The results surprised me: the plagiarism rate plummeted. I was cautiously optimistic though because the Summer 2017 class was the smallest we’d ever had. Thus, I suspected it might simply be an anomaly. But this encouraged me to begin making the evaluation more rigorous. In the Fall of 2018 I spent time automating the process of doing code comparisons not only with other students in the same class, but also comparing submissions across all prior submissions. My motivation for doing this work was to validate what I thought I was seeing.
Thus I performed retrospective analysis on prior semesters in which the course was offered. I used that data to write a paper for Learning at Scale 2018 but that paper was rejected. I used the feedback from that to revise my draft and submit an update to it to ICER 2018 but that was also rejected. I once again dug deep and revised the paper and submitted it to SIGCSE 2019, where it was accepted (and astoundingly, all the reviews were accepts!) I revised the final paper to address the concerns of some reviewers (the weak accepts) and that is what was included at SIGCSE.
This doesn’t move my research forward per-se, but it helped me understand how incredibly important data visualization is – like Figure 1. I also learned how important it is to construct reproducible data analysis flows.

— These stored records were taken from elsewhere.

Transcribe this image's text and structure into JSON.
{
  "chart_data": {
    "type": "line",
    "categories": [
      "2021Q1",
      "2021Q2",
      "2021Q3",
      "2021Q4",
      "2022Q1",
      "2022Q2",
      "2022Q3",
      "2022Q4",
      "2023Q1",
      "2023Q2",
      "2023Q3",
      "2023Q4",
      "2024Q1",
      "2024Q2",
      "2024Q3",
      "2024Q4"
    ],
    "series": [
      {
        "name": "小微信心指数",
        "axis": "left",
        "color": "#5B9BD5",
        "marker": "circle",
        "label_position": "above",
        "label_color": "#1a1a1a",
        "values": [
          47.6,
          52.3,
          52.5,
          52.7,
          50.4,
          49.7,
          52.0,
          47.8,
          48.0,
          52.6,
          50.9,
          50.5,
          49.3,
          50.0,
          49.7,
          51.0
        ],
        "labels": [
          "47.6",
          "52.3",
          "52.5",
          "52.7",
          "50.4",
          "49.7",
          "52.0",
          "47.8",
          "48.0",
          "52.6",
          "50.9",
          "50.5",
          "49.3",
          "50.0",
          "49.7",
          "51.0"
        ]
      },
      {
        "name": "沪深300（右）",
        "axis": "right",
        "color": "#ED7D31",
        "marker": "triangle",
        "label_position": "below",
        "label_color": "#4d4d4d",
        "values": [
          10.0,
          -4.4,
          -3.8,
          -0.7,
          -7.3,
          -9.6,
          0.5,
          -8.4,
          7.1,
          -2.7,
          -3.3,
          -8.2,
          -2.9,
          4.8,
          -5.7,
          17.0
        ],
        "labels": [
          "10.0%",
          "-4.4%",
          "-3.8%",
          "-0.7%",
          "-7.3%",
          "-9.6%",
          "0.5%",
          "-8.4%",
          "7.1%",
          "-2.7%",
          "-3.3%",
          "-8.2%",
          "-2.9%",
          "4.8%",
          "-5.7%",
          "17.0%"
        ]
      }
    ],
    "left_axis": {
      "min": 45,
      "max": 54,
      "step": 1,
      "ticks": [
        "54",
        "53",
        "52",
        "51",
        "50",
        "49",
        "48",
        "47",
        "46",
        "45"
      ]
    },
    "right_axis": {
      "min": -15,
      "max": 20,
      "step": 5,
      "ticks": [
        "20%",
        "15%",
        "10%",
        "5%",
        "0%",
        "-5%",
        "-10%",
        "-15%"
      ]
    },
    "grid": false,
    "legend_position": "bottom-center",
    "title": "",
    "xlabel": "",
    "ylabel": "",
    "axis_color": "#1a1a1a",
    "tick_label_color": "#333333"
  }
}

The scripts I wrote helped me build a suite of tools for improving reproducibility. The research I did helped me better understand why the primary automated tool we use works (MOSS) and its limitations. When I was done I realized that I could easily continue exploring this research area, but since it isn’t core to my focus, I’ll leave it to others to push the frontiers.
Still it was an interesting project and helped confirm my interest in doing research.
I have a public repository with further information (beyond what is in my paper) on GitHub. It includes a copy of the slides from my presentation in March at SIGCSE (in which I think I had around 60 people, which was far more than I’d expected given that it was the last half-day of the conference!)